The Rubaiyat: Omar Khayyam revisited

Millions of words have been written about Omar Khayyam, the great Persian poet. So, what is new? Nothing, except that I came across an interesting review of the book Omar Khayyam: Poet, Rebel, Astronomer by Hazhir Teimourian (Sutton, £20, pp.384). The review by Justin Marozzi was originally published in the Spectator and reproduced in the Deccan Chronicle.

Marozzi starts with a statement that what most people know about Omar Khayyam could be summed up in two words – the Rubaiyat. This is true in my case. My love affair with the Rubaiyat started in the early 1950s during college days in Bangalore. Someone presented me a clothbound book containing the famous translation of the Rubaiyat by Edward Fitzgerald and a Kasida (qasida).

Rubaiyat means a pentameter quatrain. Kasida is a poetic form which has pre-Islamic origin. It has been nurtured over the centuries and is still popular. Many have been translated beautifully into English.

Kasida also means a kind of Arab needlework imported into India in the 9thc AD and practiced by the women of Bengal and Bihar. I think there is a breed of Arab horses too with that name.

I loved the collection that was presented to me and read it many times over. But I never bothered to find out more about Omar Khayyam. Now, from the book review I understand that Khayyam, born at Nishapur in the north-eastern Iran in 1032, learned music, cosmology, astronomy, and logic, among other things. He created a calendar which was more accurate than Gregorian calendar.

Justin Marozzi also says that Fitzgerald’s translations of the Rubaiyat have enriched the English language with more phrases than the Bible and Shakespeare together. The review has kindled my interest in the poet and his life. I must get hold of the book by Hazhir Teimourian.

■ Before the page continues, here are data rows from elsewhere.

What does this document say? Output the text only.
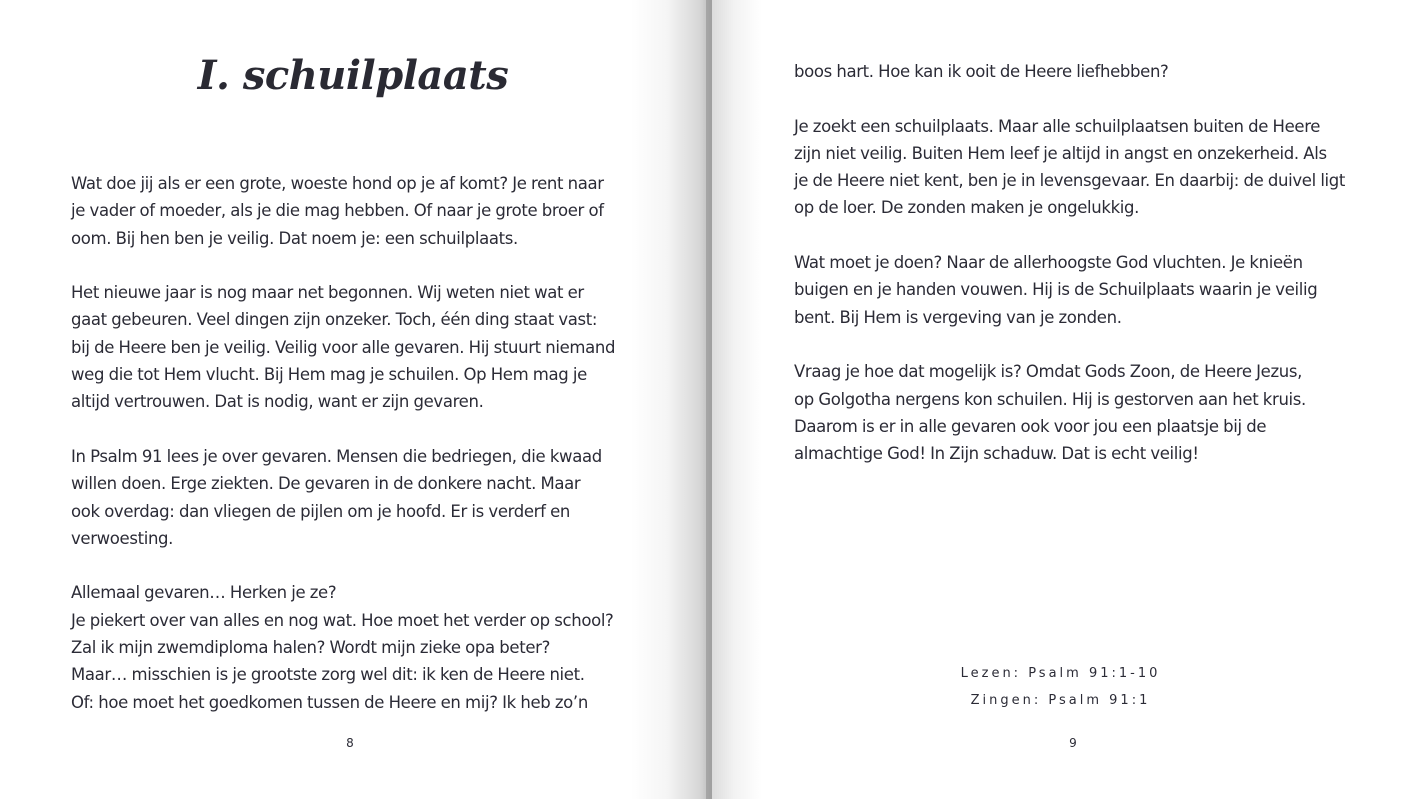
I. schuilplaats

Wat doe jij als er een grote, woeste hond op je af komt? Je rent naar

je vader of moeder, als je die mag hebben. Of naar je grote broer of

oom. Bij hen ben je veilig. Dat noem je: een schuilplaats.

Het nieuwe jaar is nog maar net begonnen. Wij weten niet wat er

gaat gebeuren. Veel dingen zijn onzeker. Toch, één ding staat vast:

bij de Heere ben je veilig. Veilig voor alle gevaren. Hij stuurt niemand

weg die tot Hem vlucht. Bij Hem mag je schuilen. Op Hem mag je

altijd vertrouwen. Dat is nodig, want er zijn gevaren.

In Psalm 91 lees je over gevaren. Mensen die bedriegen, die kwaad

willen doen. Erge ziekten. De gevaren in de donkere nacht. Maar

ook overdag: dan vliegen de pijlen om je hoofd. Er is verderf en

verwoesting.

Allemaal gevaren… Herken je ze?

Je piekert over van alles en nog wat. Hoe moet het verder op school?

Zal ik mijn zwemdiploma halen? Wordt mijn zieke opa beter?

Maar… misschien is je grootste zorg wel dit: ik ken de Heere niet.

Of: hoe moet het goedkomen tussen de Heere en mij? Ik heb zo’n

8

boos hart. Hoe kan ik ooit de Heere liefhebben?

Je zoekt een schuilplaats. Maar alle schuilplaatsen buiten de Heere

zijn niet veilig. Buiten Hem leef je altijd in angst en onzekerheid. Als

je de Heere niet kent, ben je in levensgevaar. En daarbij: de duivel ligt

op de loer. De zonden maken je ongelukkig.

Wat moet je doen? Naar de allerhoogste God vluchten. Je knieën

buigen en je handen vouwen. Hij is de Schuilplaats waarin je veilig

bent. Bij Hem is vergeving van je zonden.

Vraag je hoe dat mogelijk is? Omdat Gods Zoon, de Heere Jezus,

op Golgotha nergens kon schuilen. Hij is gestorven aan het kruis.

Daarom is er in alle gevaren ook voor jou een plaatsje bij de

almachtige God! In Zijn schaduw. Dat is echt veilig!

Lezen: Psalm 91:1-10
Zingen: Psalm 91:1
9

One quote from the Rubaiyat given in the review is:

Today I will shed my robe of restraint;

Let trails of red wine my white beard taint.

No more piety; I am seventy

If not dance now, when might it then be?

Well, I am seventy-four. But it is difficult to follow Khayyam’s advice about wine. Though India exports sparkling white to France and produces fairly good wines for foreign and home markets (top makes: Grover Wineyard in association with Michel Rolland of Bordeaux, Indage, Sula), for some reason the Chennai shops do not seem to stock them.

Returning to the Rubaiyat, one of my favorite stanzas is:

Oh, Thou, who didst with Pitfall and with Gin

Beset the road I was to wander in,

Thou wilt not with Predestination round

Enmesh me, and impute my Fall to Sin?